Structured Domain Randomization: Bridging the Reality Gap by Context-Aware Synthetic Data
Introduction
Structured domain randomization (SDR) improves the generation of synthetic data for training deep neural networks by incorporating contextual structure into the randomization process. By comparison, traditional domain randomization (DR) involves the placement of objects and distractors according to a uniform probability distribution without regard to the context. SDR, however, introduces probability distributions aligned with specific problems, enabling context-aware randomization. This approach is demonstrated for 2D bounding box car detection, using synthetic data alone to achieve competitive results on real datasets such as KITTI.
Methodology
SDR functions by generating synthetic images according to a probabilistic model that integrates global parameters, context splines, and objects. The global parameters include variables such as road geometry, lighting conditions, and scenario selection (urban, suburban, rural), depicted in Figure 1.

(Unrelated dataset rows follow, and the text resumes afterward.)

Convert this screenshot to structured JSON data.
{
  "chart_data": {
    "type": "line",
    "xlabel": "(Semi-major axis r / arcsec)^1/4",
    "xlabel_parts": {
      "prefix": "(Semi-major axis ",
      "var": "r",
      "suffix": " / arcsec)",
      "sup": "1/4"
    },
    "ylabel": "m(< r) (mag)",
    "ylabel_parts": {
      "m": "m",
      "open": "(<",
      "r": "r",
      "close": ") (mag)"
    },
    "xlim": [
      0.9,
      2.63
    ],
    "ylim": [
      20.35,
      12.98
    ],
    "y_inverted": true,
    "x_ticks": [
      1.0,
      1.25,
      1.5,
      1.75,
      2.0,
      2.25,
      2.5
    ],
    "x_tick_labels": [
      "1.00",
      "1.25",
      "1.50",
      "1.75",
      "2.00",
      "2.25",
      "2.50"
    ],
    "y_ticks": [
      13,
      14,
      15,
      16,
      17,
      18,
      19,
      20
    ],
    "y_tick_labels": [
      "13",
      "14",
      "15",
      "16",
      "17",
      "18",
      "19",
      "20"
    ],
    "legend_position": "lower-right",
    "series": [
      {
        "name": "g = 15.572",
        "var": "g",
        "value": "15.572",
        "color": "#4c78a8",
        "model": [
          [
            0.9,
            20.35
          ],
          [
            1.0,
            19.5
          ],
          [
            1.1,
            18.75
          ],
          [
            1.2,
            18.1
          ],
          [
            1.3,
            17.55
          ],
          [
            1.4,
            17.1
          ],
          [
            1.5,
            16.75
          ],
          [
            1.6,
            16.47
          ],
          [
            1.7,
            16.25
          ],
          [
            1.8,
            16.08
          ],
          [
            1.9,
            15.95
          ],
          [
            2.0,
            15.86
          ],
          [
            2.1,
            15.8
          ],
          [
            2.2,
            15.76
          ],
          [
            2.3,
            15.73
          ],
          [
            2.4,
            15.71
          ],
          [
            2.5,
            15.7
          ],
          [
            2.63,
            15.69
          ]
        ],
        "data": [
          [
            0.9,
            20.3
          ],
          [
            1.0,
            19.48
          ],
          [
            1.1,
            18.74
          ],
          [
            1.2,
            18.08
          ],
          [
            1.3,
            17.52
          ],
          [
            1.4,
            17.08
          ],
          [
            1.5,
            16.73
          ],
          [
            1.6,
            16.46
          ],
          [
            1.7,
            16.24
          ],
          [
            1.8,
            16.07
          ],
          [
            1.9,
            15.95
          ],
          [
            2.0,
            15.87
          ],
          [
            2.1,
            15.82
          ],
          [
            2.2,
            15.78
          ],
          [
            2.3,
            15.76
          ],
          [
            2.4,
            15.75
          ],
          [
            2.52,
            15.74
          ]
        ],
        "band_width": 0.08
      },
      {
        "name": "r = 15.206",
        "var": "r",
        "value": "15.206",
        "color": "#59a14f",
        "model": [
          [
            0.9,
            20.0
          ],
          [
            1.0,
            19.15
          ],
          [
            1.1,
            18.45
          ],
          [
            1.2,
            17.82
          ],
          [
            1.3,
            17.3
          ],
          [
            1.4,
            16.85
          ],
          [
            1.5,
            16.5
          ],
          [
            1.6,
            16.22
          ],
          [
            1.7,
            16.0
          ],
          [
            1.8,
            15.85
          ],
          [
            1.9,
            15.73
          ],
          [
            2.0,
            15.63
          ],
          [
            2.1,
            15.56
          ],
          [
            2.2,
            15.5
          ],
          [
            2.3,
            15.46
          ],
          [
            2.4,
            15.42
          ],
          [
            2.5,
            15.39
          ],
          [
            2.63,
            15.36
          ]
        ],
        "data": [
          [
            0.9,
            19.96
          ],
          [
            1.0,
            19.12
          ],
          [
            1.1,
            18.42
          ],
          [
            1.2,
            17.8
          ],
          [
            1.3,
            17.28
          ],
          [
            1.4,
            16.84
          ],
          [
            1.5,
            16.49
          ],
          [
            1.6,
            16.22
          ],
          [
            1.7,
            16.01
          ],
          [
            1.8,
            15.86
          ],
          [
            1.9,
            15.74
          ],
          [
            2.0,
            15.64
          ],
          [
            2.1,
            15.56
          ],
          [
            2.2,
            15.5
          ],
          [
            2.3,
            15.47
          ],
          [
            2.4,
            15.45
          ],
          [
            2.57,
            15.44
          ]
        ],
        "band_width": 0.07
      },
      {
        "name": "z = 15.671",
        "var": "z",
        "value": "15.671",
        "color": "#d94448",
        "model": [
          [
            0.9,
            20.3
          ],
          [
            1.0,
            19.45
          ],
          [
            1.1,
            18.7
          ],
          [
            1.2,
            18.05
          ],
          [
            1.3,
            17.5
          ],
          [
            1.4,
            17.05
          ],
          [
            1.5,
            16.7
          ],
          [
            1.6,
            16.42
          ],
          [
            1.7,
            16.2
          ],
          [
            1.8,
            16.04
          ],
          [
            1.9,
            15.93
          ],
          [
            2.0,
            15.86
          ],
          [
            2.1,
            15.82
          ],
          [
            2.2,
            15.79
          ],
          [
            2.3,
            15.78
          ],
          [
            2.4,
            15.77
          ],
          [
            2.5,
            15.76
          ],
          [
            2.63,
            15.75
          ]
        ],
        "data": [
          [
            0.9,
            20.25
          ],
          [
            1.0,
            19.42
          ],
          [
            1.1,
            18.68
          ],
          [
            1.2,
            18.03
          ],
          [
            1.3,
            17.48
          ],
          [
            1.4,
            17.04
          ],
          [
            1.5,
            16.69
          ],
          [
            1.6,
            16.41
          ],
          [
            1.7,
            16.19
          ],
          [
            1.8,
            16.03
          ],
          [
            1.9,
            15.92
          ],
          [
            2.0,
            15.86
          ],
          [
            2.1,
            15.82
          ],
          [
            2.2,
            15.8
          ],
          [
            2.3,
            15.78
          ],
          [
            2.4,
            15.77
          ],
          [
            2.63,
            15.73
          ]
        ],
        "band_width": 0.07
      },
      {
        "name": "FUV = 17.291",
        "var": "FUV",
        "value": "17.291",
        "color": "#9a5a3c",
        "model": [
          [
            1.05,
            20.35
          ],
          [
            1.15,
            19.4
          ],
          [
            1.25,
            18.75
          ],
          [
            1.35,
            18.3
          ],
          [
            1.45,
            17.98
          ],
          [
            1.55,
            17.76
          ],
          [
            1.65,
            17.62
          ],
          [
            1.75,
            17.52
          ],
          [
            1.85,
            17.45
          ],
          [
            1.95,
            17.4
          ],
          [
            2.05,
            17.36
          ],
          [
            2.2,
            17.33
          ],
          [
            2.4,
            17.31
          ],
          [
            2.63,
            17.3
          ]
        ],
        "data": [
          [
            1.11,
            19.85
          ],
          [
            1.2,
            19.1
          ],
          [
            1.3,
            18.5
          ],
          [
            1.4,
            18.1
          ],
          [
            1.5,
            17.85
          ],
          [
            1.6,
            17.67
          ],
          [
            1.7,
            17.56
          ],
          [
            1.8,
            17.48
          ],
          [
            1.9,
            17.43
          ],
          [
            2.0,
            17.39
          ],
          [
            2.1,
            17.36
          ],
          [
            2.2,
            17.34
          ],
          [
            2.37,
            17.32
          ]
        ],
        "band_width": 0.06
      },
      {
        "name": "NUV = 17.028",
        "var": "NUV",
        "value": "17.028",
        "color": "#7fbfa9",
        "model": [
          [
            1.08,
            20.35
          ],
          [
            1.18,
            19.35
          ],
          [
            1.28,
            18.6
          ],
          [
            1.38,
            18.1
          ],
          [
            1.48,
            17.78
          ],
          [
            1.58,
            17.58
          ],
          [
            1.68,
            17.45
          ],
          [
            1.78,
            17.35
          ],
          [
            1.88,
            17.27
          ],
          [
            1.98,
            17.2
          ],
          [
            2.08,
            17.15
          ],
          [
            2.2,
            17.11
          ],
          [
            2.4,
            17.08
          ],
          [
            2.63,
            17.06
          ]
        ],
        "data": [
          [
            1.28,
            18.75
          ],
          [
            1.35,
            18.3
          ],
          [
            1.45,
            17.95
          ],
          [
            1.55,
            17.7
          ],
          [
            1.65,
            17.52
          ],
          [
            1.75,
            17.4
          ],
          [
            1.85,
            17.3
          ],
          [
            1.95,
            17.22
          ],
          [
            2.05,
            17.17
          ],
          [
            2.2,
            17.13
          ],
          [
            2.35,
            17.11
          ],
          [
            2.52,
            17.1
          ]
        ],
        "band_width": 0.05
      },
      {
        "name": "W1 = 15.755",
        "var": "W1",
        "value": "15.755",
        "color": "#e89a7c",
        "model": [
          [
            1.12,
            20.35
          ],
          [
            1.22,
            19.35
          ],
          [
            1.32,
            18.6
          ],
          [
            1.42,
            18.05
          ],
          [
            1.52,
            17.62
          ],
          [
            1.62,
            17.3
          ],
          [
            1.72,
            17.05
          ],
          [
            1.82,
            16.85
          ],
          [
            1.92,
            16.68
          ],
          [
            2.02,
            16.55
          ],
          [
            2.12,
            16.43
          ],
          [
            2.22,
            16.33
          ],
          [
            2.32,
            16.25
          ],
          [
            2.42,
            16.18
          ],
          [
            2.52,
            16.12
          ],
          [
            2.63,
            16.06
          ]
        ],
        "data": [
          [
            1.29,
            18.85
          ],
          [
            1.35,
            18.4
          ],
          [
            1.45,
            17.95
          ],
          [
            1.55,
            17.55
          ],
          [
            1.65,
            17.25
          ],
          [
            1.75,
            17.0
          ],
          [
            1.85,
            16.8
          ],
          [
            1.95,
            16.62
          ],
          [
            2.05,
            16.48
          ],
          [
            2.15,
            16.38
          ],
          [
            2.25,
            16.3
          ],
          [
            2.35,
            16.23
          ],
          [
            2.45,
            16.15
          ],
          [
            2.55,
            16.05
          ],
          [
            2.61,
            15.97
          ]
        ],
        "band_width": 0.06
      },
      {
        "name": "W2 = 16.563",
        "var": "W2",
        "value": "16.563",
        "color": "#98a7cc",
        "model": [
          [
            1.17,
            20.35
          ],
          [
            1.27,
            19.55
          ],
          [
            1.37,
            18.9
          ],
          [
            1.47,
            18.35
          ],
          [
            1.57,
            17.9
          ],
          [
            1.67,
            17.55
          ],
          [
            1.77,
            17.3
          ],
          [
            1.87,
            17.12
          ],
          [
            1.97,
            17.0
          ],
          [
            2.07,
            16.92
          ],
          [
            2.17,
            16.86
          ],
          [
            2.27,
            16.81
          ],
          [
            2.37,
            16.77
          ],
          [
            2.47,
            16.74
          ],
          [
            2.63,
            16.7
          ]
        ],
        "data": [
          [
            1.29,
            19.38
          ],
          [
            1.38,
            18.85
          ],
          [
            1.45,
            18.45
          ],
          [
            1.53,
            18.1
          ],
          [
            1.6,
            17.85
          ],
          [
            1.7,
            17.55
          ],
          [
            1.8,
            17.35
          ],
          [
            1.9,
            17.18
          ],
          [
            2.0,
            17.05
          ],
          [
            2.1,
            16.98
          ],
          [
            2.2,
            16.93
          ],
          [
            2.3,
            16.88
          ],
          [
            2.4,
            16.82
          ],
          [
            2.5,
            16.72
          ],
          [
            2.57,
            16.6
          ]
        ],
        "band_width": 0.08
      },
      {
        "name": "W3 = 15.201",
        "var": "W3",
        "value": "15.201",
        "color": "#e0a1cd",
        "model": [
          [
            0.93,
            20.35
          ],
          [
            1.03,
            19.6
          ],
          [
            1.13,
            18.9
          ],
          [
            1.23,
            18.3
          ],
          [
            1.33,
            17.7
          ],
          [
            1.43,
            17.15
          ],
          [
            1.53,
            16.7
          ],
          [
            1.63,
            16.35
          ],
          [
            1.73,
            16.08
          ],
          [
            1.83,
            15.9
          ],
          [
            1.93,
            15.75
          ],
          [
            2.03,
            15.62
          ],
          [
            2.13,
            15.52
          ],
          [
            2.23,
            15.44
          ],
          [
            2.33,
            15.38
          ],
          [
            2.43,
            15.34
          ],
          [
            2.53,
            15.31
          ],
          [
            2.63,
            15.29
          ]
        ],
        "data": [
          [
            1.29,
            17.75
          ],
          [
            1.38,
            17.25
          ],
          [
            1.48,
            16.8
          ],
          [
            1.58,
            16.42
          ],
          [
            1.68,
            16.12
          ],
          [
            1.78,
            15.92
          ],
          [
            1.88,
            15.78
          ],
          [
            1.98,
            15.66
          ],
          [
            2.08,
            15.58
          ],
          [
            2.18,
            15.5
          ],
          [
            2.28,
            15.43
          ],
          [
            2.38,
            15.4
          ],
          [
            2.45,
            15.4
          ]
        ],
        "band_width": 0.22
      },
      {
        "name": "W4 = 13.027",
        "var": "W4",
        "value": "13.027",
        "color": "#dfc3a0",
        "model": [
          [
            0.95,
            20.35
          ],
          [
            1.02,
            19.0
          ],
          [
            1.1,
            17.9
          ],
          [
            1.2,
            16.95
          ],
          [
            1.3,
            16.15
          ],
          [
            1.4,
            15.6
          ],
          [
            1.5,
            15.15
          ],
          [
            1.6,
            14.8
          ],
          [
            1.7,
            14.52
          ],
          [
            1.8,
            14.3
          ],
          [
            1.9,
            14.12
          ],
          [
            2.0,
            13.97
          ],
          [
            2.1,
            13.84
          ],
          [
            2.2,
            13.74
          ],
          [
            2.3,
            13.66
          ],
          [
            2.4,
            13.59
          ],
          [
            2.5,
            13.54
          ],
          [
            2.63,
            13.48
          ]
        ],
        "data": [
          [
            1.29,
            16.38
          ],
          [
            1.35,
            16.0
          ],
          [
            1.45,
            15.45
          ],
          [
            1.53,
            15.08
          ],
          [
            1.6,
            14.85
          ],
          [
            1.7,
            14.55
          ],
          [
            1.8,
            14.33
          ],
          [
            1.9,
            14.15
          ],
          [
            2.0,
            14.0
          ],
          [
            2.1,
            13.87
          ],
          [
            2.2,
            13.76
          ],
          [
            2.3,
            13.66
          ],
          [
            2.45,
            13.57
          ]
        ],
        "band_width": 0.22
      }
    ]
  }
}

Figure 1: In Structured Domain Randomization (SDR), a scenario is chosen at random, then global parameters, such as road curvature and lighting, generate context splines, upon which objects like cars and pedestrians are placed.
The context splines define structural aspects of the scene such as road lanes, sidewalks, which support the placement of objects along them. Objects are placed respecting the structure, allowing neural networks to learn both from object features and their contextual environment.
Comparative Evaluation
The effectiveness of SDR was compared against several synthetic data generation techniques using Faster-RCNN for 2D vehicle detection on the KITTI dataset. Compared to traditional domain randomization and other synthetic datasets like Virtual KITTI, SDR achieved superior results across all difficulty levels (Easy, Moderate, Hard).

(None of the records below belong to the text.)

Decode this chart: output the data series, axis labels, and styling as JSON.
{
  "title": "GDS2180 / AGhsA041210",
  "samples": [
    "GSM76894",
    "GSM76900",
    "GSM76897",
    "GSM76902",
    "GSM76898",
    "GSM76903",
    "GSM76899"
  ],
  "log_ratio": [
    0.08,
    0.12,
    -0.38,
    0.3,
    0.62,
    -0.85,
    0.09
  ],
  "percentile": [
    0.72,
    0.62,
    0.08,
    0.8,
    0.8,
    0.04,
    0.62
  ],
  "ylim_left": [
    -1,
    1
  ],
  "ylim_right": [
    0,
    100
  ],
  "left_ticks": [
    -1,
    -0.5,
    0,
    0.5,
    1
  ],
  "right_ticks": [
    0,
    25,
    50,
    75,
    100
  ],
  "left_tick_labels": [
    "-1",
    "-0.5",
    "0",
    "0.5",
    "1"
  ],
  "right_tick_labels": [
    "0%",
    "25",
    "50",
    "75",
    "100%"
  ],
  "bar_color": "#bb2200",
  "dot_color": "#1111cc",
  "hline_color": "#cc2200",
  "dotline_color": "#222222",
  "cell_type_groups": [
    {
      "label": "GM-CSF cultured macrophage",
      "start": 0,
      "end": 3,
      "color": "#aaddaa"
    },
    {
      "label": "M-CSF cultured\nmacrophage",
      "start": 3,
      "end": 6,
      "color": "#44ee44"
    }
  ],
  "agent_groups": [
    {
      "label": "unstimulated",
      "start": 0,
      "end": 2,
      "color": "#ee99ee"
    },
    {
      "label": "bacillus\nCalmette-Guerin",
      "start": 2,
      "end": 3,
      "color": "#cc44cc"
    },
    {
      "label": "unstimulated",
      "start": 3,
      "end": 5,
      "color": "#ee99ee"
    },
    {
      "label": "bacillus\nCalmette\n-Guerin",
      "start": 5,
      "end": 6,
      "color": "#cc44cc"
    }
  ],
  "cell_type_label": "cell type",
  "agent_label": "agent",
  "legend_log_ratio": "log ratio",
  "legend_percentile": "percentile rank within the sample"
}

Figure 2: Synthetic datasets used for training object detection models. SDR produces realistic images and exhibits large variety, enhancing model robustness.
Synthetic data from SDR was also compared against real datasets. Despite the typical advantage of dataset alignment in terms of distribution, SDR demonstrated competitive performance against real data from differing domains, such as BDD100K, due to the variety and context provided in the synthetic images.



Figure 3: Qualitative results on KITTI of Faster-RCNN trained only on SDR-generated synthetic data. Note the successful detection of severely occluded vehicles.
Initialization and Fine-Tuning
SDR’s utility as an initialization strategy was explored by pretraining networks before fine-tuning with limited real labeled data. Results showed that models pretrained with SDR exhibited enhanced performance over those trained directly on the same volume of real data.
Ablation Study
An ablative examination of SDR parameters revealed the critical role of context and texture-related attributes (such as saturation and contrast) in enhancing model performance. Variations in the scene, lighting, and object count were also found to be significant contributors.
Figure 4: Ablation paper for full SDR, examining the impact of various randomization parameters.
Conclusion
SDR integrates structural context into synthetic data generation processes, offering robust improvements over conventional DR in object detection tasks. The increased variety and contextual integrity in synthetic scenes facilitate better generalization across real-world domains, as evidenced by the strong KITTI dataset results. Future work will explore SDR applications across different computer vision tasks, such as multi-class detection and segmentation, broadening the scope of its applicability.